As I sat alone in the kitchen thinking about the day ahead of me, this moment is what I was thinking about. The run through Kenmore Square, down Commonwealth Avenue, past our old Apartment building, under Mass Ave then that right and left. I visualized what it would be like to be making that run, what it would feel like, what I would see.

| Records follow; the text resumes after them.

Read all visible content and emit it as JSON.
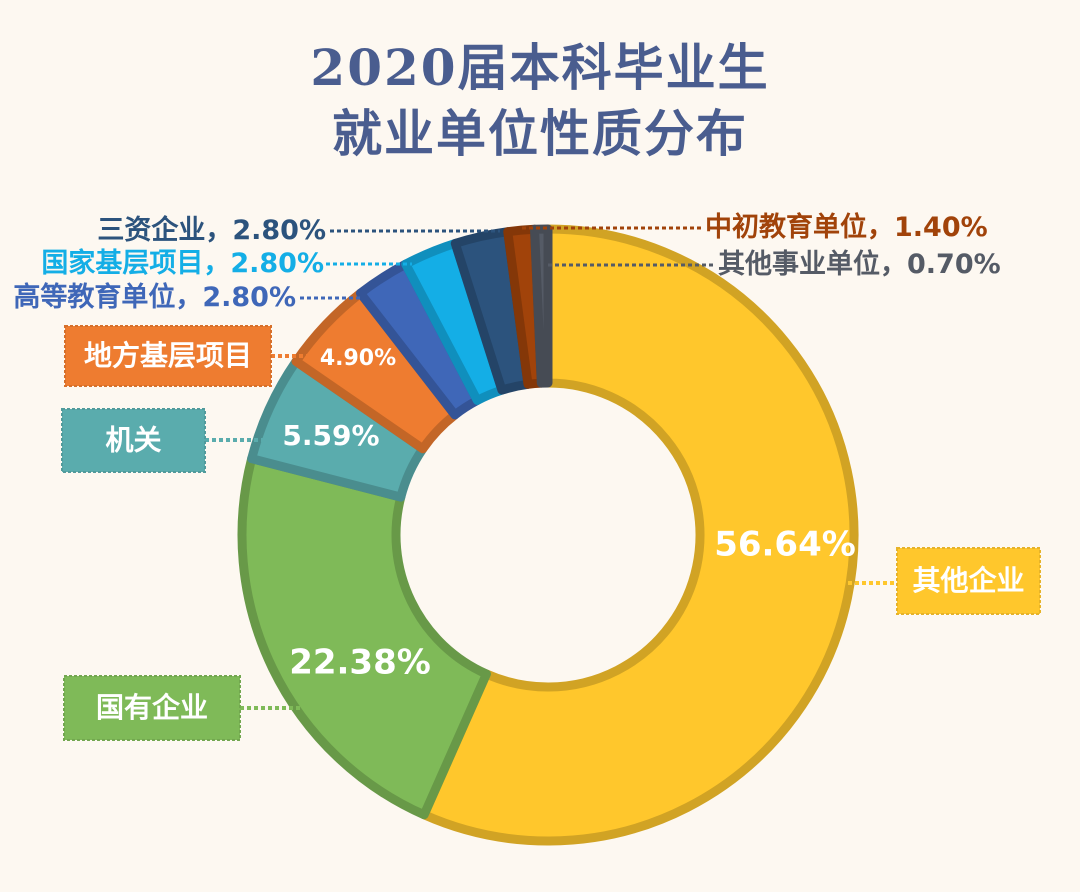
{
  "title_line1": "2020届本科毕业生",
  "title_line2": "就业单位性质分布",
  "chart_data": {
    "type": "pie",
    "style": "donut",
    "slices": [
      {
        "name": "其他企业",
        "value": 56.64,
        "value_label": "56.64%",
        "color": "#ffc72c"
      },
      {
        "name": "国有企业",
        "value": 22.38,
        "value_label": "22.38%",
        "color": "#7fba58"
      },
      {
        "name": "机关",
        "value": 5.59,
        "value_label": "5.59%",
        "color": "#5aacad"
      },
      {
        "name": "地方基层项目",
        "value": 4.9,
        "value_label": "4.90%",
        "color": "#ee7c30"
      },
      {
        "name": "高等教育单位",
        "value": 2.8,
        "value_label": "2.80%",
        "color": "#3f67b8"
      },
      {
        "name": "国家基层项目",
        "value": 2.8,
        "value_label": "2.80%",
        "color": "#14aee6"
      },
      {
        "name": "三资企业",
        "value": 2.8,
        "value_label": "2.80%",
        "color": "#2c537d"
      },
      {
        "name": "中初教育单位",
        "value": 1.4,
        "value_label": "1.40%",
        "color": "#a1430a"
      },
      {
        "name": "其他事业单位",
        "value": 0.7,
        "value_label": "0.70%",
        "color": "#555b66"
      }
    ]
  }
}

Now with 10 minutes to go, I knew I had to run it hard and I did. I gathered myself and pushed for all I was worth, it was not pretty or smooth, but it was as hard as I could run. I knew when I turned on to Boylston Street and could see the finish that it was a long shot, but I never slowed, ran it as hard as I could right to the finish.
When I was having my coffee, if you had told me that my last mile, would have been one of the fastest miles of my whole race, I would have smiled. I would have thought about those winter days running in the snow, or doing hill repeats with Fernando, or those endless 2 mile repeats. I would have known that I worked hard to get to the point where that was possible.